Destinazione d’uso “ufficio”: chiarimento della Regione
Uno dei principali chiarimenti forniti dalla circolare riguarda l’interpretazione della destinazione d’uso “ufficio” prevista dalla norma:
la destinazione “ufficio” non costituisce una categoria urbanistica autonoma;
si tratta di un uso accessorio e compatibile con la funzione residenziale;
la destinazione urbanistica residenziale deve rimanere prevalente.
Di conseguenza, la realizzazione del soppalco con utilizzo come ufficio non determina un cambio di destinazione d’uso urbanisticamente rilevante, ai sensi dell’art. 23-ter del D.P.R. 380/01.
Definizione di soppalco
La circolare richiama inoltre la definizione di soppalco già contenuta nella D.G.R. n. XI/695 del 24 ottobre 2018.
Il soppalco è definito come “partizione orizzontale interna praticabile, ottenuta con la parziale interposizione di una struttura portante orizzontale in uno spazio chiuso“.
Inoltre, stabilisce precise condizioni tecniche per garantire la sicurezza e la salubrità degli ambienti, tra cui:
altezza minima interna pari a 2,40 metri;
superficie del soppalco non superiore al 50% del vano interessato;
rispetto delle normative igienico-sanitarie vigenti.
Titolo edilizio e procedure autorizzative
Dal punto di vista procedurale, la realizzazione di un soppalco non rientra tra le opere di edilizia libera.
Gli articoli 65-bis e 65-ter stabiliscono infatti che:
è obbligatorio acquisire preventivamente il titolo edilizio previsto dalla normativa;
il titolo dipende dalla tipologia dell’intervento edilizio;
devono essere rispettate le disposizioni del D.P.R. 380/2001 e della L.R. 12/2005.

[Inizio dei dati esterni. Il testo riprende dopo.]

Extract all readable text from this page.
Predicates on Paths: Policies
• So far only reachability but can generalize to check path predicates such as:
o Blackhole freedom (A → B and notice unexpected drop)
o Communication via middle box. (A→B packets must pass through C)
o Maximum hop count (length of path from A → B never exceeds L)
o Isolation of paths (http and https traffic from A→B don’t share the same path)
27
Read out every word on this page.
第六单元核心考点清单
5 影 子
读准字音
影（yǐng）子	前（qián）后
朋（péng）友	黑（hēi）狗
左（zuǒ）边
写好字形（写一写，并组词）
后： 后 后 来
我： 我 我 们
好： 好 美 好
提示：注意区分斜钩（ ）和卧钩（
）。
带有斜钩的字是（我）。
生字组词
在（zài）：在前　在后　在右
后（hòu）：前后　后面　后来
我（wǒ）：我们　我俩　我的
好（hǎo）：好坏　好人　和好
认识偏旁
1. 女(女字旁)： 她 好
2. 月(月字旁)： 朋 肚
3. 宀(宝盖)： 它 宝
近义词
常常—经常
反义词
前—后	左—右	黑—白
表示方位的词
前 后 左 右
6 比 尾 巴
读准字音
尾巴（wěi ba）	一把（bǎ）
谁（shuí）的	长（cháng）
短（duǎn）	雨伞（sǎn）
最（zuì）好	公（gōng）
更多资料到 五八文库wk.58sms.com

Contributo di costruzione e oneri urbanistici
La circolare chiarisce anche gli aspetti economici legati alla realizzazione dei soppalchi.
L’inserimento del soppalco comporta infatti un incremento della superficie lorda (SL) e quindi l’applicazione del contributo di costruzione.
In particolare gli oneri di urbanizzazione sono calcolati secondo le tariffe previste per gli interventi di ristrutturazione edilizia (art. 44, comma 8, L.R. 12/2005) e il costo di costruzione viene determinato sulla base della superficie utile del soppalco resa abitabile.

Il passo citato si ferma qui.